Beachwalk has exotic familiarity

By Lee Cataluna
Advertiser Columnist

American tourists like things that are familiar.

There's always a line to get into TGI Friday's in Times Square. Wal-Mart sells regional souvenirs in every store. So many people come home from China with stories about how happy they were to find McDonald's in Beijing after suffering through Chinese food that didn't taste like the Chinese food you get in America.

American tourists are going to like the new Waikiki Beachwalk.

The new development along Lewers Street is all familiar American brand names with just splashes of tropical exotica, the type of which will make Bob and Edna from Sunnydale comfortable on their vacation.

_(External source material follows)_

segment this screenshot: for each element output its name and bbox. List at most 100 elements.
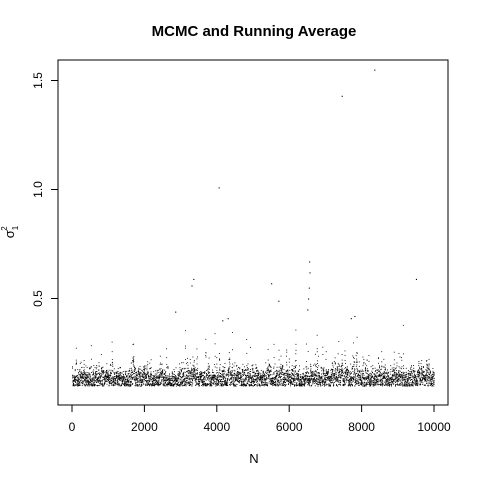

The Denny's is still there on the makai end, and there's a Yardhouse, Ruth's Chris, Jamba Juice and Starbucks going in. A mai tai might be "traditional" (as the Waikiki Beachwalk marketing material puts it), but why take a chance on something strange upsetting your tummy when you can have your usual?

There are enough touches of what the tourist industry likes to call a "Hawaiian sense of place" to give it an exotic feel. It's not a sense of place like, say, Ma'ili or Kalaheo, but it's better than the dark, brooding concrete canyon that was there before this redesign.

In one of several interior accents shops along the new beachwalk, you can buy a bag of fake seaweed for $7.50. Perfect for decorating your bathroom in a "beach oasis" theme, and best of all, it doesn't smell fishy like the real stuff.

Another store offers a puka shell necklace for $95 (but this is hand-strung and the shells are graduated in size and kind of rough, like they were actually picked from a beach — not like the perfect white button-looking kind mass produced in the Philippines).

There are shops offering koa and milo items made in Hawai'i, but it's more a "world market" than anything else. A tourist walking out of a gallery of work by an Australian photographer tells her husband, "My favorite is the shot of the Grand Canyon."

Hovering over all of this are curved awnings that the Web site describes as glass canopies inspired by the movement of the ocean and the 'iako and ama of canoes. In years to come, these will look dated, but for now they go along thematically with the intermittently spouting fountain — another architectural feature that says "2000s."

There are shopping promenades exactly like this in places like Boulder and Palm Springs. That's what Americans want on vacation — to go someplace new but feel like they never left home.